小さく会釈をして病室を出ると、成瀬羽海は首をひねった。

(え、どういうこと? どうしておばあちゃんがいないの?)

ここ御剣総合病院の十一階、整形外科の入院病棟には、羽海の祖母である成瀬貴美子が昨日から入院している。

実家の階段から足を踏み外し、大腿骨を骨折してしまったためだ。

物を考える時の癖で手を当てた羽海の唇はぽってりと厚みがあり、派手なリップの色を使うと余計に目立つので、選ぶのはいつも薄いピンクベージュ。

目元と鼻には特徴もなく、祖母は「目も唇もまんまるで可愛い」と言ってくれるが、自分では地味な顔立ちだと思っている。

会釈した拍子に顔にかかった栗色の長い髪を耳にかけ、羽海は考えても仕方ないと、廊下を歩いてスタッフステーションを目指した。

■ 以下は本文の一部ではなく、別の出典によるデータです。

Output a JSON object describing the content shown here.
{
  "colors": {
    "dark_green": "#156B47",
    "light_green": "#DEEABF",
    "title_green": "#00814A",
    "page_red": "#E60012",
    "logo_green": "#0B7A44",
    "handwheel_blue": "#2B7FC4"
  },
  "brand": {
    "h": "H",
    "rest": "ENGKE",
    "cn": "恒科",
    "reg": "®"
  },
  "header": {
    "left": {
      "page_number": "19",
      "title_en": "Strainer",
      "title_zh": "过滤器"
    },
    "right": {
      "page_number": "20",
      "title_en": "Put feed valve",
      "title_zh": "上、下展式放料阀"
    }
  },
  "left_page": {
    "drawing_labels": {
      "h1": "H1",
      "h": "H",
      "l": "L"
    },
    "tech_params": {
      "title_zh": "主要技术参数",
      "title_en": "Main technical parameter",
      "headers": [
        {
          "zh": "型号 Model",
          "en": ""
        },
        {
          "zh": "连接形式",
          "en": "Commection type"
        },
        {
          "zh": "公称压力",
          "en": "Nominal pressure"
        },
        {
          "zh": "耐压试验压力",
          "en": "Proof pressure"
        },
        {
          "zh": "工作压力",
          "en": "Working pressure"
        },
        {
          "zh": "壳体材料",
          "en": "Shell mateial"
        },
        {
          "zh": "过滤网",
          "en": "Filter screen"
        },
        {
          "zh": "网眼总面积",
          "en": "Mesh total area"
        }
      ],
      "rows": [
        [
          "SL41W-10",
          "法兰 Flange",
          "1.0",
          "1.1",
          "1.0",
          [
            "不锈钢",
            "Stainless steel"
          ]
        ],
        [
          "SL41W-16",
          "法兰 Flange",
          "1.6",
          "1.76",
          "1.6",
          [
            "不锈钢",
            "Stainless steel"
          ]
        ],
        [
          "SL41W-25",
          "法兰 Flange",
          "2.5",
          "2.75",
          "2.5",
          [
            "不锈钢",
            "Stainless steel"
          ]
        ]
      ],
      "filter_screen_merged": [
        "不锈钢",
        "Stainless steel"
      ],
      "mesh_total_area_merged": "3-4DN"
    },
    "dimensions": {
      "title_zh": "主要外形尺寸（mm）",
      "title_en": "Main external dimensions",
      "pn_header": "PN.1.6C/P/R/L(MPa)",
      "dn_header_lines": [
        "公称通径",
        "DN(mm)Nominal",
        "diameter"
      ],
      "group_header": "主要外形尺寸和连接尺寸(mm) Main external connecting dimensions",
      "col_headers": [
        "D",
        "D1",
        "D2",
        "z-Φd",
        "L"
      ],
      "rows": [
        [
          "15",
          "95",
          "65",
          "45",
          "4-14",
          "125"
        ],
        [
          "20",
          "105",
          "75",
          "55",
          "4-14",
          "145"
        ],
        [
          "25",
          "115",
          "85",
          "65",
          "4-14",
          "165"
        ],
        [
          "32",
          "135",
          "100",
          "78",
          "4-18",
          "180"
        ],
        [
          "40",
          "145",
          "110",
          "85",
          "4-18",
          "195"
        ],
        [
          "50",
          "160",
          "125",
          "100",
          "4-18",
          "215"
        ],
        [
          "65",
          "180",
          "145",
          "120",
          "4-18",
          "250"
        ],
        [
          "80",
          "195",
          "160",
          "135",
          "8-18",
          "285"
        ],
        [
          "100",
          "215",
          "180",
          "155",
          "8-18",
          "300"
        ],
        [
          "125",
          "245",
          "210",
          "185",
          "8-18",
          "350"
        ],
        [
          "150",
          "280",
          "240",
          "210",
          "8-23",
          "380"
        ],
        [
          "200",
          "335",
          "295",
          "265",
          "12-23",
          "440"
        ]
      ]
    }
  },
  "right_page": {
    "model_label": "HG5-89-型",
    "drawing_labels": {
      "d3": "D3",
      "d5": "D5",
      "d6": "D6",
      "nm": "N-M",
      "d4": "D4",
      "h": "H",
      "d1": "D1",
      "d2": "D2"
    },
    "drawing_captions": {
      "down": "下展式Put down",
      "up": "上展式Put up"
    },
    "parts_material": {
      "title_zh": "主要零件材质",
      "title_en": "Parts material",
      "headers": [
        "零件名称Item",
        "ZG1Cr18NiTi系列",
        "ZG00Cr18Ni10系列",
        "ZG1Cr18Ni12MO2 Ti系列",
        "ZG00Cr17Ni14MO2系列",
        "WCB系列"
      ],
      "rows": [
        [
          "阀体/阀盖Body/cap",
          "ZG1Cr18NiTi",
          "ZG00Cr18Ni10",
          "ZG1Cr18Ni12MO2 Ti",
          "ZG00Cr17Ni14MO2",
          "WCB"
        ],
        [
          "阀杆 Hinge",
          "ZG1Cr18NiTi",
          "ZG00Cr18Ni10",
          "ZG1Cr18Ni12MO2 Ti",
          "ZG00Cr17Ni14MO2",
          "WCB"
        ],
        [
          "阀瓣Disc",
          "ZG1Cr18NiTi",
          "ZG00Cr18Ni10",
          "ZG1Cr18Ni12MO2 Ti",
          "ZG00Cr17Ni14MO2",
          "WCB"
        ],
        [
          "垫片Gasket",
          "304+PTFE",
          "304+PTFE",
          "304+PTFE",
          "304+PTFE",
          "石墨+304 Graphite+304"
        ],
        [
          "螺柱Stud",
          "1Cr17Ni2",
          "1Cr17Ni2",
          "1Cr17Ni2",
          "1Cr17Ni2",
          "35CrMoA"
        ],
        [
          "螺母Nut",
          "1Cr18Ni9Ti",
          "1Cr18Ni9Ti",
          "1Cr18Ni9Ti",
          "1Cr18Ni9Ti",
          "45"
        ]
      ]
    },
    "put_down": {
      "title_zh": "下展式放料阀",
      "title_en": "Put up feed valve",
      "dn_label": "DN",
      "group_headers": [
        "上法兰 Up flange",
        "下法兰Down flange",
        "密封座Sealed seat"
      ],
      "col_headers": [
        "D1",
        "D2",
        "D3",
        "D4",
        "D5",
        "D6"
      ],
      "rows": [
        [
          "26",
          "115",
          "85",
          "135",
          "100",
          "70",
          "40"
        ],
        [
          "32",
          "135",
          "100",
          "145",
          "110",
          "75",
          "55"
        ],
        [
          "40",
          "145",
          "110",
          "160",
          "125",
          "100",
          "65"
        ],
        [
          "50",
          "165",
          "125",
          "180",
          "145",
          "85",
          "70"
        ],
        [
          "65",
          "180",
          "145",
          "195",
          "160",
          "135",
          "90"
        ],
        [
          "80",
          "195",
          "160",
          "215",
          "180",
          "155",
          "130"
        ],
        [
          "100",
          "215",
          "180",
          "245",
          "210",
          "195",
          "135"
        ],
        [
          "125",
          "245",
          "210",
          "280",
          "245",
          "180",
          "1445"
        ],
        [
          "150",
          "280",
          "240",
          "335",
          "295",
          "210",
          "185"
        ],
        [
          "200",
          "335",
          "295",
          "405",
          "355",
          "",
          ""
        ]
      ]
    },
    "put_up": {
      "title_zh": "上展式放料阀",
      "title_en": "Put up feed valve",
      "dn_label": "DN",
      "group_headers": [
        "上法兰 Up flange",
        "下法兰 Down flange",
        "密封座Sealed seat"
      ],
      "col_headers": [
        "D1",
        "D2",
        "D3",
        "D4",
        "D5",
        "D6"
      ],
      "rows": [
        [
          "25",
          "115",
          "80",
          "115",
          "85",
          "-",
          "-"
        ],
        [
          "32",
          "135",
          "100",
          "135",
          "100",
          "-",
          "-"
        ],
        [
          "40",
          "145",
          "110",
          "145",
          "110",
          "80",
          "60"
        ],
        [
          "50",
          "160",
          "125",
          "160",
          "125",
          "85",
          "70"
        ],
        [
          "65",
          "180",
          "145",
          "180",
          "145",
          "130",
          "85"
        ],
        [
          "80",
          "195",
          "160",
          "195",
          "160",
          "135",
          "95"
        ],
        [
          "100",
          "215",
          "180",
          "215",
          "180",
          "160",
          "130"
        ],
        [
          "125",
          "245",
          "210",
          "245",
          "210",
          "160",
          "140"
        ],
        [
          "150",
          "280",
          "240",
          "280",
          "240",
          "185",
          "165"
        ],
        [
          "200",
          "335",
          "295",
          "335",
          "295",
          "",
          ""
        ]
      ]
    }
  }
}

御剣総合病院は明治時代からこの地の医療の拠点を担い、数多くの診療科を抱え、最先端の高度医療を受けられる中核病院だ。

貴美子は手術が必要なため、近所の整形外科から紹介されてこの病院に搬送され、明後日には骨接合術という、骨を金属などの器具で固定し、折れた部分をくっつける手術が予定されている。